I was driving from Virginia to North Carolina yesterday, listening to the Y2K Country SiriusXM station. This station plays country music from 2000-2010, which is, in my opinion, the last decade of great country music.
Country music has mutated quite a bit over the years, and it’s often hard to classify. It’s a little bit cheesy, and a little bit goofy. It’s sometimes slow, and sometimes fast. But the lyrics are often witty, telling relatable stories that other genres of music don’t tackle. Some of the songs are excellent; some are life-altering or life-affirming. But this all changed… in 2012… with Bro Country. Florida Georgia Line, the purveyor of bro country, is the band that single-handedly destroyed country music.

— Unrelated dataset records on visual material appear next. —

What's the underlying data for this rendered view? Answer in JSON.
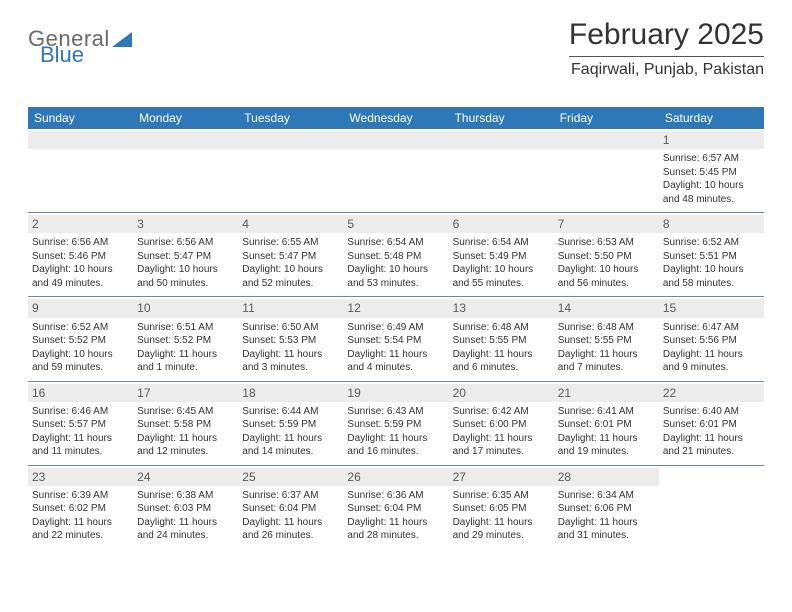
{
  "brand": {
    "part1": "General",
    "part2": "Blue"
  },
  "header": {
    "month_title": "February 2025",
    "location": "Faqirwali, Punjab, Pakistan"
  },
  "style": {
    "header_bg": "#2f78b7",
    "header_text": "#ffffff",
    "daynum_bg": "#ececec",
    "border_color": "#6a89a8",
    "body_text": "#333333",
    "font_size_weekday": 12,
    "font_size_daynum": 12,
    "font_size_info": 10
  },
  "weekdays": [
    "Sunday",
    "Monday",
    "Tuesday",
    "Wednesday",
    "Thursday",
    "Friday",
    "Saturday"
  ],
  "weeks": [
    [
      {
        "empty": true
      },
      {
        "empty": true
      },
      {
        "empty": true
      },
      {
        "empty": true
      },
      {
        "empty": true
      },
      {
        "empty": true
      },
      {
        "day": "1",
        "sunrise": "Sunrise: 6:57 AM",
        "sunset": "Sunset: 5:45 PM",
        "daylight": "Daylight: 10 hours and 48 minutes."
      }
    ],
    [
      {
        "day": "2",
        "sunrise": "Sunrise: 6:56 AM",
        "sunset": "Sunset: 5:46 PM",
        "daylight": "Daylight: 10 hours and 49 minutes."
      },
      {
        "day": "3",
        "sunrise": "Sunrise: 6:56 AM",
        "sunset": "Sunset: 5:47 PM",
        "daylight": "Daylight: 10 hours and 50 minutes."
      },
      {
        "day": "4",
        "sunrise": "Sunrise: 6:55 AM",
        "sunset": "Sunset: 5:47 PM",
        "daylight": "Daylight: 10 hours and 52 minutes."
      },
      {
        "day": "5",
        "sunrise": "Sunrise: 6:54 AM",
        "sunset": "Sunset: 5:48 PM",
        "daylight": "Daylight: 10 hours and 53 minutes."
      },
      {
        "day": "6",
        "sunrise": "Sunrise: 6:54 AM",
        "sunset": "Sunset: 5:49 PM",
        "daylight": "Daylight: 10 hours and 55 minutes."
      },
      {
        "day": "7",
        "sunrise": "Sunrise: 6:53 AM",
        "sunset": "Sunset: 5:50 PM",
        "daylight": "Daylight: 10 hours and 56 minutes."
      },
      {
        "day": "8",
        "sunrise": "Sunrise: 6:52 AM",
        "sunset": "Sunset: 5:51 PM",
        "daylight": "Daylight: 10 hours and 58 minutes."
      }
    ],
    [
      {
        "day": "9",
        "sunrise": "Sunrise: 6:52 AM",
        "sunset": "Sunset: 5:52 PM",
        "daylight": "Daylight: 10 hours and 59 minutes."
      },
      {
        "day": "10",
        "sunrise": "Sunrise: 6:51 AM",
        "sunset": "Sunset: 5:52 PM",
        "daylight": "Daylight: 11 hours and 1 minute."
      },
      {
        "day": "11",
        "sunrise": "Sunrise: 6:50 AM",
        "sunset": "Sunset: 5:53 PM",
        "daylight": "Daylight: 11 hours and 3 minutes."
      },
      {
        "day": "12",
        "sunrise": "Sunrise: 6:49 AM",
        "sunset": "Sunset: 5:54 PM",
        "daylight": "Daylight: 11 hours and 4 minutes."
      },
      {
        "day": "13",
        "sunrise": "Sunrise: 6:48 AM",
        "sunset": "Sunset: 5:55 PM",
        "daylight": "Daylight: 11 hours and 6 minutes."
      },
      {
        "day": "14",
        "sunrise": "Sunrise: 6:48 AM",
        "sunset": "Sunset: 5:55 PM",
        "daylight": "Daylight: 11 hours and 7 minutes."
      },
      {
        "day": "15",
        "sunrise": "Sunrise: 6:47 AM",
        "sunset": "Sunset: 5:56 PM",
        "daylight": "Daylight: 11 hours and 9 minutes."
      }
    ],
    [
      {
        "day": "16",
        "sunrise": "Sunrise: 6:46 AM",
        "sunset": "Sunset: 5:57 PM",
        "daylight": "Daylight: 11 hours and 11 minutes."
      },
      {
        "day": "17",
        "sunrise": "Sunrise: 6:45 AM",
        "sunset": "Sunset: 5:58 PM",
        "daylight": "Daylight: 11 hours and 12 minutes."
      },
      {
        "day": "18",
        "sunrise": "Sunrise: 6:44 AM",
        "sunset": "Sunset: 5:59 PM",
        "daylight": "Daylight: 11 hours and 14 minutes."
      },
      {
        "day": "19",
        "sunrise": "Sunrise: 6:43 AM",
        "sunset": "Sunset: 5:59 PM",
        "daylight": "Daylight: 11 hours and 16 minutes."
      },
      {
        "day": "20",
        "sunrise": "Sunrise: 6:42 AM",
        "sunset": "Sunset: 6:00 PM",
        "daylight": "Daylight: 11 hours and 17 minutes."
      },
      {
        "day": "21",
        "sunrise": "Sunrise: 6:41 AM",
        "sunset": "Sunset: 6:01 PM",
        "daylight": "Daylight: 11 hours and 19 minutes."
      },
      {
        "day": "22",
        "sunrise": "Sunrise: 6:40 AM",
        "sunset": "Sunset: 6:01 PM",
        "daylight": "Daylight: 11 hours and 21 minutes."
      }
    ],
    [
      {
        "day": "23",
        "sunrise": "Sunrise: 6:39 AM",
        "sunset": "Sunset: 6:02 PM",
        "daylight": "Daylight: 11 hours and 22 minutes."
      },
      {
        "day": "24",
        "sunrise": "Sunrise: 6:38 AM",
        "sunset": "Sunset: 6:03 PM",
        "daylight": "Daylight: 11 hours and 24 minutes."
      },
      {
        "day": "25",
        "sunrise": "Sunrise: 6:37 AM",
        "sunset": "Sunset: 6:04 PM",
        "daylight": "Daylight: 11 hours and 26 minutes."
      },
      {
        "day": "26",
        "sunrise": "Sunrise: 6:36 AM",
        "sunset": "Sunset: 6:04 PM",
        "daylight": "Daylight: 11 hours and 28 minutes."
      },
      {
        "day": "27",
        "sunrise": "Sunrise: 6:35 AM",
        "sunset": "Sunset: 6:05 PM",
        "daylight": "Daylight: 11 hours and 29 minutes."
      },
      {
        "day": "28",
        "sunrise": "Sunrise: 6:34 AM",
        "sunset": "Sunset: 6:06 PM",
        "daylight": "Daylight: 11 hours and 31 minutes."
      },
      {
        "empty": true,
        "noBg": true
      }
    ]
  ]
}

In 2012, Florida Georgia Line came out with their debut hit, “Cruise.” There had been bad country songs before, but their popularity had been short-lived. But Florida Georgia Line’s debut song, “Cruise,” was an earache that stuck around for far too long and somehow made a ton of money for Nashville. It was the first diamond-certified country song. Nashville likes money, and didn’t want to go back to the risky but successful “Redneck Woman” or “Low Places” type songs of the past. They were in it for money, not to make great music.
Some of the bro country singers of the last several years include Chase Rice, Jake Owen, Luke Bryan, and Jason Aldean. But the band that slaughtered a musical institution with milk-toast forgettable bandwagon pop crap was, of course, Florida Georgia Line.
Never again will the country music station be happy respite from other genres. Now, every country hit song from after 2012 sounds exactly like “Cruise.” But Florida Georgia Line isn’t the only band to blame for the disastrous unraveling of such a solid genre. Other bands, like Lady Antebellum and Justin Moore and Thompson Square, were already pumping out crappy songs, starting in 2011. 2011 was this painful hybrid year of change. In 2010 every country hit was excellent, and in 2011 about half of the songs were “ok.” By 2012, there was no “hit” song that was truly remarkable. (Excepting Tim McGraw, who stayed solid and true and put out great hits until 2015, when he, too, drowned beneath the Brothers Osborne and Cole Swindell and Dan + Shay of this destructive teenage decade.
A handful of country singers started out great in the mid 2000’s, but then sold out around 2012 and went bro! For instance, Dierks Bentley put out the excellent song, “What Was I Thinking,” in 2003, but then went Bro. And Blake Shelton, put out “Austin” and “Ol’ Red” in 2001, but he too eventually went bro.
Today, country music is a thin resemblance of what it used to be. Many great country singers have died in the last 20 years, including as Merle Haggard, Troy Gentry, Don Williams, George Jones, Chris LeDoux, Waylon Jennings, and of course Johnny Cash, and maybe they sucked the life out of country music when they died. New singers have no resemblance to these legends.
It’s been nearly a decade now since I’ve truly enjoyed new country music. I keep listening, because the genre has to eventually evolve again. We might not go back to churning out legends – I don’t think a 3D printer is going to create another Johnny Cash. But it has to change. I’m hoping it changes into something that I enjoy, but if not then I’ll have to continue listening to older country, and maybe some Austin and Outlaw country. I just hate that so many people listen to such crappy music. But then again, mainstream music has always been awful. I grew up in the 1980’s, and back then I hated pop music. Some people loved the Michael Jackson and Whitney Houston type music of the 1980’s, but to me it was pure torture.
Please, Nashville, stop churning out crap!